Berlusconi, Trump, Macron

Voici trois grands dirigeants politiques qui ont accédé aux plus hautes responsabilités sans jamais avoir, auparavant, été élus au moindre poste.

Trois contextes totalement différents et pourtant un même phénomène.

Berlusconi et Trump ont un point commun : le rapport à la télé.

Berlusconi et Macron ont un peu commun : ils créent un parti politique de toute pièce (alors que Trump a réussi à envahir le Parti républicain).

Depuis l’opération Berlusconi, il est décédé, mais son œuvre a pris une dimension plus globale (moins personnelle) avec un parti inexistant avant son succès tout aussi foudroyant que fut celui hier de Forza Italia.

Des contextes différents mais un objectif identique : tuer le politique.

Cet assassinat n’est l’œuvre de personne ni d’aucune élection mais un processus fortement ancrée socialement.

Pour la France, dès 2002 j’ai écrit un texte atypique sur la mort du politique.

J’avais publié alors cet épilogue :

« Epilogue

Un grand pays a vécu 40 ans sans vie politique. Les institutions fonctionnaient, les habitants immigraient parfois, et, de temps en temps, du sous-sol venaient quelques cris. Des millions d'étrangers y passaient l'été pour bénéficier du soleil et des millions d'autochtones attendaient le soleil de la démocratie.

Ce pays paraissait attardé et la dictature qu'il subissait ressemblait à un vestige du passé. Pourtant l'ensemble des autorités du monde occidental comme celles du bloc de l'Est regardaient le franquisme avec courtoisie. Oui, il s'agit de l'Espagne qui de 1939 à 1975 prouva, mieux que d'autres pays, que la vie politique n'est pas obligatoire !

J'ai la conviction que, sous une forme nouvelle, cette fin de la politique est devenue un fait majeur dans toute l'Europe.

En étudiant la Révolution française j'avais été étonné par la passion des révolutionnaires pour l'Antiquité.
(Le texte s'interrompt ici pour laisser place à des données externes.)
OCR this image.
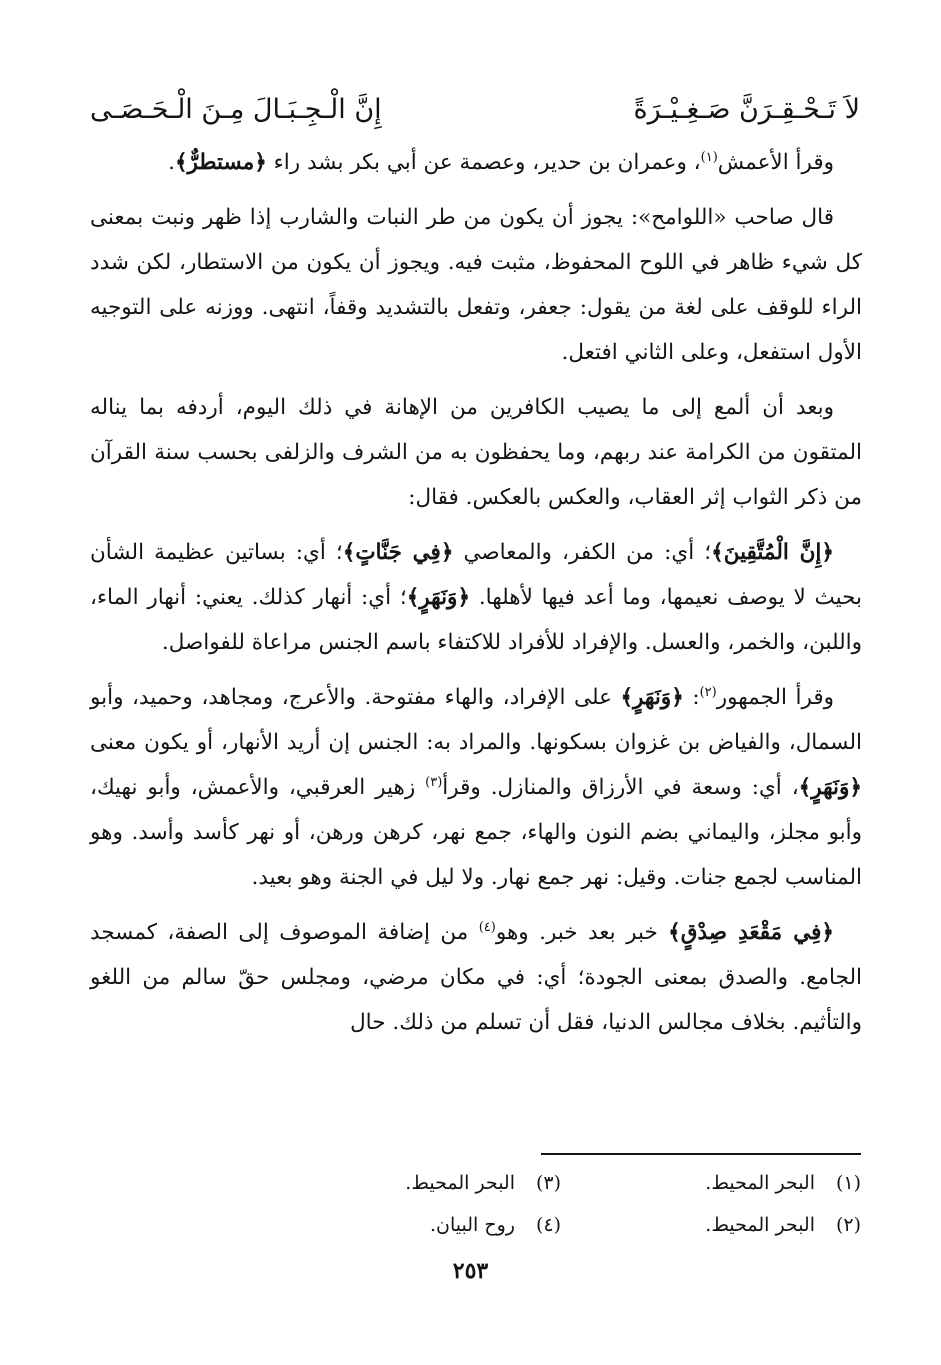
لاَ تَـحْـقِـرَنَّ صَـغِـيْـرَةً
إِنَّ الْـجِـبَـالَ مِـنَ الْـحَـصَـى

وقرأ الأعمش$^{(١)}$، وعمران بن حدير، وعصمة عن أبي بكر بشد راء ﴿مستطرٌّ﴾.

قال صاحب «اللوامح»: يجوز أن يكون من طر النبات والشارب إذا ظهر ونبت بمعنى كل شيء ظاهر في اللوح المحفوظ، مثبت فيه. ويجوز أن يكون من الاستطار، لكن شدد الراء للوقف على لغة من يقول: جعفر، وتفعل بالتشديد وقفاً، انتهى. ووزنه على التوجيه الأول استفعل، وعلى الثاني افتعل.

وبعد أن ألمع إلى ما يصيب الكافرين من الإهانة في ذلك اليوم، أردفه بما يناله المتقون من الكرامة عند ربهم، وما يحفظون به من الشرف والزلفى بحسب سنة القرآن من ذكر الثواب إثر العقاب، والعكس بالعكس. فقال:

﴿إِنَّ الْمُتَّقِينَ﴾؛ أي: من الكفر، والمعاصي ﴿فِي جَنَّاتٍ﴾؛ أي: بساتين عظيمة الشأن بحيث لا يوصف نعيمها، وما أعد فيها لأهلها. ﴿وَنَهَرٍ﴾؛ أي: أنهار كذلك. يعني: أنهار الماء، واللبن، والخمر، والعسل. والإفراد للأفراد للاكتفاء باسم الجنس مراعاة للفواصل.

وقرأ الجمهور$^{(٢)}$: ﴿وَنَهَرٍ﴾ على الإفراد، والهاء مفتوحة. والأعرج، ومجاهد، وحميد، وأبو السمال، والفياض بن غزوان بسكونها. والمراد به: الجنس إن أريد الأنهار، أو يكون معنى ﴿وَنَهَرٍ﴾، أي: وسعة في الأرزاق والمنازل. وقرأ$^{(٣)}$ زهير العرقبي، والأعمش، وأبو نهيك، وأبو مجلز، واليماني بضم النون والهاء، جمع نهر، كرهن ورهن، أو نهر كأسد وأسد. وهو المناسب لجمع جنات. وقيل: نهر جمع نهار. ولا ليل في الجنة وهو بعيد.

﴿فِي مَقْعَدِ صِدْقٍ﴾ خبر بعد خبر. وهو$^{(٤)}$ من إضافة الموصوف إلى الصفة، كمسجد الجامع. والصدق بمعنى الجودة؛ أي: في مكان مرضي، ومجلس حقّ سالم من اللغو والتأثيم. بخلاف مجالس الدنيا، فقل أن تسلم من ذلك. حال

(١)البحر المحيط.
(٣)البحر المحيط.
(٢)البحر المحيط.
(٤)روح البيان.
٢٥٣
A présent, je comprends mieux : les périodes de démocratie sont rares dans l'histoire de l'humanité et les insurgés se repèrent comme ils peuvent. La fin de la politique ne signifiant pas la fin de l'histoire qui sera toujours l'histoire de la lutte des classes, il nous appartient de réfléchir aux meilleurs moyens de l'action à entreprendre pour un nouvel âge de la démocratie. Les rustines ne sont plus de saison ! »

Je me doutais que Berlusconi tracerait un chemin global mais pas au point où nous en sommes. La démocratie sociale se doit de repenser avec patience une alternative crédible au temps actuels.